Data on clinical significance of GAS2 in colorectal cancer cells
Chun-Chao Chang,
Chi-Cheng Huang,
Shung-Haur Yang,
Chih-Cheng Chien,
Chia-Long Lee,
Chi-Jung Huang
Affiliations
Chun-Chao Chang
Division of Gastroenterology and Hepatology, Department of Internal Medicine, Taipei Medical University Hospital, Taipei, Taiwan; Division of Gastroenterology and Hepatology, Department of Internal Medicine, School of Medicine, College of Medicine, Taipei Medical University, Taipei, Taiwan
Chi-Cheng Huang
School of Medicine, Fu Jen Catholic University, New Taipei, Taiwan; Breast Center, Cathay General Hospital, Taipei, Taiwan; School of Medicine, Taipei Medical University, Taipei, Taiwan
Shung-Haur Yang
Department of Surgery, Taipei-Veterans General Hospital, Taipei, Taiwan; School of Medicine, National Yang Ming University, Taipei, Taiwan
Chih-Cheng Chien
School of Medicine, Fu Jen Catholic University, New Taipei, Taiwan; Department of Anesthesiology, Cathay General Hospital, Taipei, Taiwan
Chia-Long Lee
School of Medicine, Fu Jen Catholic University, New Taipei, Taiwan; Department of Internal Medicine, Cathay General Hospital, Taipei, Taiwan
Chi-Jung Huang
Department of Medical Research, Cathay General Hospital, Taipei, Taiwan; Department of Biochemistry, National Defense Medical Center, Taipei, Taiwan; Corresponding author at: Department of Medical Research, Cathay General Hospital, No. 32, Lane 160, Jiancheng Road, Sijhih District, New Taipei 22174, Taiwan, ROC.

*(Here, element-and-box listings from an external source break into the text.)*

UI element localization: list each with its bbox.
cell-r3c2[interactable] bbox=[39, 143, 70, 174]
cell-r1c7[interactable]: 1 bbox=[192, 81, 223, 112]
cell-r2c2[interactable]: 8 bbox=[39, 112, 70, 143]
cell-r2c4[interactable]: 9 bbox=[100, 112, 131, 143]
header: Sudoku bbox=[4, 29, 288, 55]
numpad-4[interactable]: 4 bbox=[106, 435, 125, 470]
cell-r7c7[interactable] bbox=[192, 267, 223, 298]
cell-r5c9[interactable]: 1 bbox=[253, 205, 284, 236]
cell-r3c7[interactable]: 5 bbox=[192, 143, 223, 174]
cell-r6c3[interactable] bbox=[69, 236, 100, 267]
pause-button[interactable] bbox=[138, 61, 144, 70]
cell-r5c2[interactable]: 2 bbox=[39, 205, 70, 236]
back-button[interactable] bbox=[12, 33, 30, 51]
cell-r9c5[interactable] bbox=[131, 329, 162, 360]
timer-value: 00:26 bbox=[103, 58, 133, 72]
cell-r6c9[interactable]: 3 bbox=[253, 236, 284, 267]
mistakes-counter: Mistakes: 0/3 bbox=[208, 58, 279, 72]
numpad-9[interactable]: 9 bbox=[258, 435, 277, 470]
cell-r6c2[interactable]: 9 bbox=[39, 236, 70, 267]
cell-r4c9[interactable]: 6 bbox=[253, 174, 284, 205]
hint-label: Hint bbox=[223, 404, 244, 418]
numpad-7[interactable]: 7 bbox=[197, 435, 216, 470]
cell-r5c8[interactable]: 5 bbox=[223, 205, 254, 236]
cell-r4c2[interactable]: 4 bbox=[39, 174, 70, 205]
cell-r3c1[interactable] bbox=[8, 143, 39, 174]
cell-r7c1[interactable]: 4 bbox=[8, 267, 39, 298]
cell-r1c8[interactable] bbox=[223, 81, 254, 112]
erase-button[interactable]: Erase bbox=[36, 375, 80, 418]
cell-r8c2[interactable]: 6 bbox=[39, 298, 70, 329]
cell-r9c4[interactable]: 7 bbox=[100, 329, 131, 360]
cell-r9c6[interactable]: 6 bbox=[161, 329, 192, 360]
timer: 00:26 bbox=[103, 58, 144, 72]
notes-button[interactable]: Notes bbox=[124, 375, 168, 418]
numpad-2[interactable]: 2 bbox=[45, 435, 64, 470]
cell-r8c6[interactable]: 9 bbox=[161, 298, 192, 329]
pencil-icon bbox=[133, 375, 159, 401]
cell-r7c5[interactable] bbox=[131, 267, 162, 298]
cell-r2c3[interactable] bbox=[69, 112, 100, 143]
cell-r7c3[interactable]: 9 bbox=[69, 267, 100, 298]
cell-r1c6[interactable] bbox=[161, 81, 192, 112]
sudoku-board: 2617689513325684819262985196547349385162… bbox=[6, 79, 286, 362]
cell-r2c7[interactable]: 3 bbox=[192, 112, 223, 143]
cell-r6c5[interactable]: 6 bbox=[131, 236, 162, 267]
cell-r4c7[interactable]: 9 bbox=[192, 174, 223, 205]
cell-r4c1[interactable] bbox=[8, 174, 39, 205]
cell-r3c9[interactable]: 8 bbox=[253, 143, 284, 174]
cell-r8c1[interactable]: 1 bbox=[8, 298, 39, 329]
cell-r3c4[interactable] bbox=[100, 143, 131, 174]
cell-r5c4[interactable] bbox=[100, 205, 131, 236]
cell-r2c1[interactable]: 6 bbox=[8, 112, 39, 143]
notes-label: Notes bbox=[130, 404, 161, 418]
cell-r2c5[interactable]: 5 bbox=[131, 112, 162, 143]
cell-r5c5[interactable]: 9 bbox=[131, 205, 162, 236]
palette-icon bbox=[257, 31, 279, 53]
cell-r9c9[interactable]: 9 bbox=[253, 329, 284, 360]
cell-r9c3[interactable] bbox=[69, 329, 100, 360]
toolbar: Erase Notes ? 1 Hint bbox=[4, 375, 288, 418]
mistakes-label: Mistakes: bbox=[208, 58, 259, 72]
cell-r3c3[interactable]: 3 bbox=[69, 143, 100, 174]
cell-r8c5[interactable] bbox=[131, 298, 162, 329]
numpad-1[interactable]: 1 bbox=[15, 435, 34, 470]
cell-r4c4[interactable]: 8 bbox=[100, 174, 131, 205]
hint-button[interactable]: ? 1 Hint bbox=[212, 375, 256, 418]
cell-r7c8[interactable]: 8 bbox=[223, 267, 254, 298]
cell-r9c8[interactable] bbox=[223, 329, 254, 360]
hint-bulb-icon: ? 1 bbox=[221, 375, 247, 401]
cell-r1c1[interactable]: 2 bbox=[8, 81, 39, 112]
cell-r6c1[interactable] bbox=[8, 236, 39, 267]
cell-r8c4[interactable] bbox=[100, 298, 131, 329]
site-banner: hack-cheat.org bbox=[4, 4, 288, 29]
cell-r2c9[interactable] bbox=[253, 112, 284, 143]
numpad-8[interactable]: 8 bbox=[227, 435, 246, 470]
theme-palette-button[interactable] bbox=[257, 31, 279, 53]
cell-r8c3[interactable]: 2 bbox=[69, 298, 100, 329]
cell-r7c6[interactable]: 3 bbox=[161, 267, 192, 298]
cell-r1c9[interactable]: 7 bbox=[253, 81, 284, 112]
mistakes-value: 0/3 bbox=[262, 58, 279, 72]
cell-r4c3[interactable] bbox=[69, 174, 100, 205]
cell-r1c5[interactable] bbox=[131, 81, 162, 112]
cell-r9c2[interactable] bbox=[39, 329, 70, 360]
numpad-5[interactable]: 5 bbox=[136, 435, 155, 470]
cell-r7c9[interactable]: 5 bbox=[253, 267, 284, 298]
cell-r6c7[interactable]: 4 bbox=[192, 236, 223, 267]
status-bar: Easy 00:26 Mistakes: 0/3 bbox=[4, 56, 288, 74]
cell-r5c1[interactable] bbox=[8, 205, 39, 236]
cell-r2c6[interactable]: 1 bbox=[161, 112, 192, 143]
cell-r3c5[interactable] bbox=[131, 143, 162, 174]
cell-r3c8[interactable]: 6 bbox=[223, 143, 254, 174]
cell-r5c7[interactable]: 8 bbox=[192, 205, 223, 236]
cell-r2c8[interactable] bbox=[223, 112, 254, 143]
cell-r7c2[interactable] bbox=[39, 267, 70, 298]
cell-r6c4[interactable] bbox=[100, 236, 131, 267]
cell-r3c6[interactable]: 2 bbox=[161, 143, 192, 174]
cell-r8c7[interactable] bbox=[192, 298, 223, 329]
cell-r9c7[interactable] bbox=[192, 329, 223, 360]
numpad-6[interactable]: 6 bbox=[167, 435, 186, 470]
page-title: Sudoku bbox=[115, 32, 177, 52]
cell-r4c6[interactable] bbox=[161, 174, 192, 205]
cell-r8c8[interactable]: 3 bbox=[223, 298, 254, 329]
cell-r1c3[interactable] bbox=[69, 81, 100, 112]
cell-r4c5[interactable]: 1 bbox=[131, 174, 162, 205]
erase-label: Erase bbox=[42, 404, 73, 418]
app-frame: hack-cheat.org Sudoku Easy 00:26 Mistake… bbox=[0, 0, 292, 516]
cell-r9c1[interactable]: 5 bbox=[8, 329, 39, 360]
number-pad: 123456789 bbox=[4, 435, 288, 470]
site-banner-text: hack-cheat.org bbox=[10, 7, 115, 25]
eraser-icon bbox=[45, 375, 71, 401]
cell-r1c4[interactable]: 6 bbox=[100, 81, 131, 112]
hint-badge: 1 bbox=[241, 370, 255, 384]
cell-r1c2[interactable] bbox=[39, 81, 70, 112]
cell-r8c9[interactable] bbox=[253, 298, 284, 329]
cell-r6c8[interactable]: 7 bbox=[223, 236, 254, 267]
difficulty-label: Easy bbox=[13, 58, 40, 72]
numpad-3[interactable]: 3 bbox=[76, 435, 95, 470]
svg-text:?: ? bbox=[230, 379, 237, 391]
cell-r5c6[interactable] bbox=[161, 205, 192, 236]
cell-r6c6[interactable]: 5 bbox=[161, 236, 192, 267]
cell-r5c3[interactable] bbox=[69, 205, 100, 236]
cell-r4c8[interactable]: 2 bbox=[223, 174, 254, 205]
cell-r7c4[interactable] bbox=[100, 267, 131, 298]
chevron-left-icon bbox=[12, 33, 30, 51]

The growth arrest-specific 2 (GAS2) was cloned and found to be upregulated in the feces of recurrent CRC patients. This overexpressed GAS2 induced different patterns of gene expressions in CRC cells. Briefly, one cell proliferation marker, Ki-67 antigen (Ki-67), was upregulated in the cells with overexpressed GAS2, “Correlation between proliferation markers: PCNA, Ki-67, MCM-2 and antiapoptotic protein Bcl-2 in colorectal cancer” [1]. Whereas, the expression of another cell proliferation marker, proliferating cell nuclear antigen (PCNA), changed insignificantly [1]. In addition, the mRNA level of one cyclin involving in both cell cycle G1/S and G2/M transitions was also not affected by GAS2 overexpression, “Cdc20 and Cks direct the spindle checkpoint-independent destruction of cyclin A” [2]. The experimental design and procedures in this article can be helpful for understanding the molecular significance of GAS2 in SW480 and SW620 CRC cells.